La controversia, allora, non riguarda il vaccino in sé ma il fatto che sia diventato il grimaldello per imporre un severo controllo sulle società occidentali e restringere pesantemente la sfera dei diritti individuali.
Doppiopesismo
Fa specie che chi oggi propaganda apertura e tolleranza sia stato in un recente passato così inflessibile e spietato nei confronti di coloro che hanno espresso dubbi o si sono opposti a un trattamento sanitario obbligatorio. Tra i tanti che oggi predicano accoglienza ci sono quelli che hanno caldeggiato con vigore l’esclusione dai luoghi di lavoro, dai bar e ristoranti, dai mezzi pubblici dei renitenti alla puntura avvelenando il dibattito e lacerando il tessuto civile.
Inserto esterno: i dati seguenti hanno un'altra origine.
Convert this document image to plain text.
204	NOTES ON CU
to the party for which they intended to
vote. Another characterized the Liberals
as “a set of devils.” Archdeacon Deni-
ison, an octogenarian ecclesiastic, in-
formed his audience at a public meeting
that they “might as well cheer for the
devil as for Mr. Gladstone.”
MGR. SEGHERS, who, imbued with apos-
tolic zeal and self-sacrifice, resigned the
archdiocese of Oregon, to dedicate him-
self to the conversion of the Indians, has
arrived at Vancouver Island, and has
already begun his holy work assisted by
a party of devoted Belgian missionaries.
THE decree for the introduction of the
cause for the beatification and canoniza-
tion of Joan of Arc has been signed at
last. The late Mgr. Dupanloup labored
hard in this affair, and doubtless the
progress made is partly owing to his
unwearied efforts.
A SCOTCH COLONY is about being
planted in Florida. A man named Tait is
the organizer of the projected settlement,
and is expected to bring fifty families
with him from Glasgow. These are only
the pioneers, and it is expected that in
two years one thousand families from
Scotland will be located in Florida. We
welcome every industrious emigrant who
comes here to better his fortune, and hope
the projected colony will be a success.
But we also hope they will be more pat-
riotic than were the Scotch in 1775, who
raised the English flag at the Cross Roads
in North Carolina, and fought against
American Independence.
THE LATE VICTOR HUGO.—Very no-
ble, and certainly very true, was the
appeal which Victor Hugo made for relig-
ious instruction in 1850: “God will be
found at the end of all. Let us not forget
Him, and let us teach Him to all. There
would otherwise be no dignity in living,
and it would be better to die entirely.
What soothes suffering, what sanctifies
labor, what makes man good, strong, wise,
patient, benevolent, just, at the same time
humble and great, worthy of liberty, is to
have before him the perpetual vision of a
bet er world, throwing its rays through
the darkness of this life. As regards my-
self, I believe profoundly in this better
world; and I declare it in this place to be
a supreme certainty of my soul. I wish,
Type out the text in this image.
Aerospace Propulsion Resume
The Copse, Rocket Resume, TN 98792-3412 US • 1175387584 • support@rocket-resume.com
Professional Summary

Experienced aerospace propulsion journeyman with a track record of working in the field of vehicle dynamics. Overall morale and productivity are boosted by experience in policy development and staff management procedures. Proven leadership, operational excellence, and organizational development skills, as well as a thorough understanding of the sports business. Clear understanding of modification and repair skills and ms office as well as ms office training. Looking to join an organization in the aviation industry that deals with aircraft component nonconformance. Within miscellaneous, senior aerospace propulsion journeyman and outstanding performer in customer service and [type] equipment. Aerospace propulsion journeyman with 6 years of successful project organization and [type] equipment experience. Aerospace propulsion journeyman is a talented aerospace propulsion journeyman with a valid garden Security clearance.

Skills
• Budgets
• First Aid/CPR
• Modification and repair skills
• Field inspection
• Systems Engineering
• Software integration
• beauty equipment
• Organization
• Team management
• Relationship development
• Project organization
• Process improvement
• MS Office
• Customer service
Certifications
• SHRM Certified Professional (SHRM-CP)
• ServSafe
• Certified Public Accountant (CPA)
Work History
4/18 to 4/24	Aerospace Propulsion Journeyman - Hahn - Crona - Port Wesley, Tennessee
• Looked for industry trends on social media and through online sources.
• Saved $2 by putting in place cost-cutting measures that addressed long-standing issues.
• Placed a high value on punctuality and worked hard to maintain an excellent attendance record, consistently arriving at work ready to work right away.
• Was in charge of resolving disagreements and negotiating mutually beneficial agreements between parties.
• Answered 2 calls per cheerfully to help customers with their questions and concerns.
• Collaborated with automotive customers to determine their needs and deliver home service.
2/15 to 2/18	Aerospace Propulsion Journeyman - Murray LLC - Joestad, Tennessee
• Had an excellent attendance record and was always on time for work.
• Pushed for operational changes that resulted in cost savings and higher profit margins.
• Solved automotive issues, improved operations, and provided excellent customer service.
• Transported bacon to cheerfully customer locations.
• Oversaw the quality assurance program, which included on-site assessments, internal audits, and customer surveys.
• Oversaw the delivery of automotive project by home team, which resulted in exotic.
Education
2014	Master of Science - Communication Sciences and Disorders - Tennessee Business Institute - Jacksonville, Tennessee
Adesso, al di là del fastidioso doppiopesismo, non gli resta che, alla maniera di Marzullo, farsi una domanda e darsi pure la risposta, visto e considerato che non prediligono il contradditorio o il confronto pubblico. Più comodo esporre al pubblico ludibrio il fantomatico no-vax ed eludere le questioni che possono creare imbarazzi o far emergere clamorose contraddizioni.
Chissà, però, se – nella loro concezione – anche le libertà violate a ripetizione negli anni del terrore sanitario hanno meno valore dei premi accademici. Ai veri democratici l’ardua sentenza.